In this course, you will study topics such as opportunity costs, supply and demand, consumer behavior, elasticity of demand, market structures, factor markets, wages, labor, unions, government and product market, anti-trust and regulations, international finance, and trade. As part of this course, you will demonstrate the application of microeconomics theory (as presented in your textbook) to a current topic, issue, or event and write a formal paper.
Your paper will show how the theory you’ve learned from the course and presented in your textbook applies to or explains a current situation. The paper provides you with an opportunity to realize, reflect, and explain the economics that exists all around us.
Your paper must include a graph used as an explanatory tool of the economic principles presented. For your paper, you will select a recent economics topic, issue, event, or economics report to analyze and relate to the basic principles of microeconomics covered in the course. To write a quality paper, your topic must have sufficient current information (within one year) from at least five quality publications.
Your selected topic must relate to microeconomics.
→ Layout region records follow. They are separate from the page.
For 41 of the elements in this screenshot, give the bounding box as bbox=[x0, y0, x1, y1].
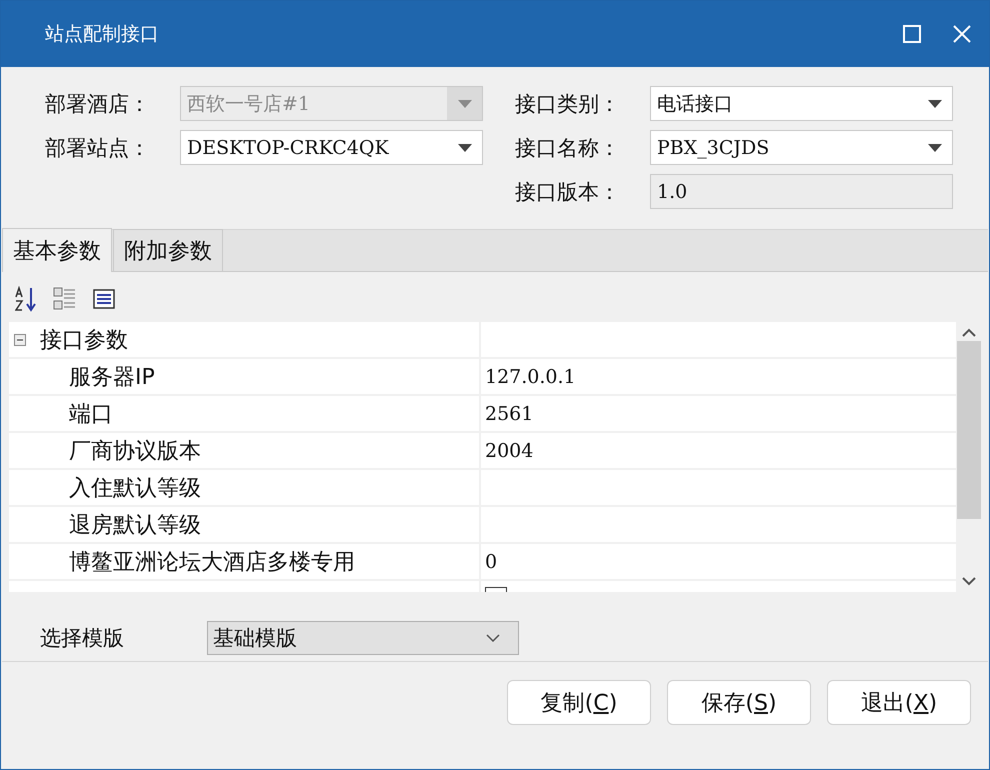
list-view-icon bbox=[93, 289, 115, 309]
category-label: 接口参数 bbox=[40, 326, 128, 354]
sort-alphabetical-icon bbox=[15, 286, 37, 312]
field-label: 接口类别： bbox=[515, 90, 621, 118]
property-name: 退房默认等级 bbox=[69, 512, 201, 540]
property-value[interactable]: 127.0.0.1 bbox=[485, 366, 576, 388]
window-title: 站点配制接口 bbox=[45, 22, 160, 47]
tab[interactable]: 附加参数 bbox=[113, 229, 223, 271]
field-label: 部署站点： bbox=[45, 134, 151, 162]
close-icon bbox=[953, 25, 971, 43]
dropdown-field[interactable]: PBX_3CJDS bbox=[650, 130, 953, 165]
property-name: 服务器IP bbox=[69, 364, 155, 392]
scroll-up-icon bbox=[962, 328, 976, 337]
dialog-button[interactable]: 复制(C) bbox=[507, 680, 651, 725]
dropdown-arrow-icon bbox=[928, 144, 942, 152]
categorized-view-icon bbox=[53, 286, 77, 312]
dropdown-arrow-icon bbox=[458, 100, 472, 108]
tab[interactable]: 基本参数 bbox=[2, 228, 112, 272]
field-label: 部署酒店： bbox=[45, 90, 151, 118]
field-label: 接口版本： bbox=[515, 178, 621, 206]
property-value[interactable]: 0 bbox=[485, 550, 498, 572]
text-field: 1.0 bbox=[650, 174, 953, 209]
dropdown-arrow-icon bbox=[928, 100, 942, 108]
property-value[interactable]: 2004 bbox=[485, 440, 534, 462]
dialog-button[interactable]: 退出(X) bbox=[827, 680, 971, 725]
dropdown-field[interactable]: 电话接口 bbox=[650, 86, 953, 121]
chevron-down-icon bbox=[486, 634, 500, 642]
property-name: 入住默认等级 bbox=[69, 474, 201, 502]
template-label: 选择模版 bbox=[40, 624, 125, 652]
dropdown-field: 西软一号店#1 bbox=[180, 86, 483, 121]
field-label: 接口名称： bbox=[515, 134, 621, 162]
property-name: 端口 bbox=[69, 400, 113, 428]
property-value[interactable]: 2561 bbox=[485, 402, 534, 424]
scroll-down-icon bbox=[962, 577, 976, 586]
dropdown-field[interactable]: DESKTOP-CRKC4QK bbox=[180, 130, 483, 165]
dialog-button[interactable]: 保存(S) bbox=[667, 680, 811, 725]
template-dropdown[interactable]: 基础模版 bbox=[207, 620, 519, 654]
property-name: 博鳌亚洲论坛大酒店多楼专用 bbox=[69, 548, 355, 576]
dropdown-arrow-icon bbox=[458, 144, 472, 152]
maximize-icon bbox=[903, 25, 921, 43]
property-name: 厂商协议版本 bbox=[69, 438, 201, 466]
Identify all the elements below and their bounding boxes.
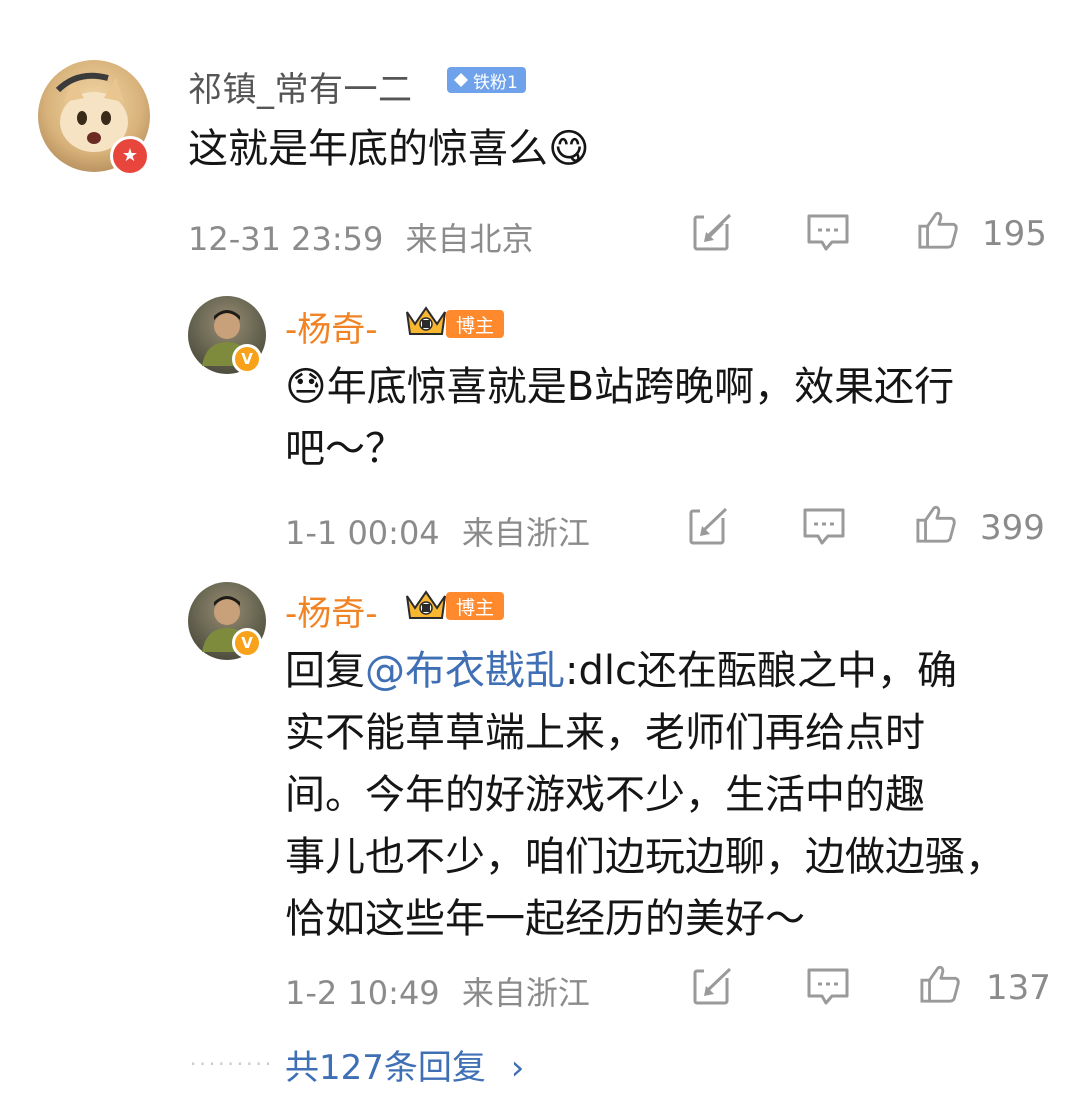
share-icon[interactable] [692,966,736,1006]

To choose a topic, review the Arnold textbook table of contents contained in the microeconomics sections. Topic examples could include the following:
Airline industry
Automotive industry
Financial industry (to exclude the Federal Reserve)
Housing industry
IT industry
Individual firms
Products or services
Consumer behavior
You may also select a microeconomics topic that is not covered in the course, but that is of interest of you as long as you can explain and relate it to the basic principles learned in the course. Discuss your idea with your instructor. After your topic has been approved, the next step is to research current articles and publications (within one year) and write an outline. You will need to use at least six credible sources that provide objective, authoritative, and accurate descriptions of your selected microeconomics topic. Two of your sources must be from academic journals. Your sources can include the following:
Academic journals
Financial and economic publications like the Wall Street Journal, the Economist, and industry-specific publications
Newspapers such as the New York Times and the Washington Post
Research databases like ProQuest
Use the Hunt Library (Links to an external site.) to conduct your research. Do not use Investopedia or Wikipedia.
You may write a formal outline or present your information in paragraph form using current APA formatting. Regardless of the outline format, you must provide the following:
Details that align with your microeconomics topic
List of your sources
Two of the sources must be from academic journals.
After you have written your outline, you will initiate work on the first draft of your paper. While the draft is not expected to include all of the points that you will have in your final paper, it must provide enough detail so that the general scope and depth of the final paper is clear. Your final paper must be at least 1,800 words and include six or more credible sources. Two of the resources must be from academic journals.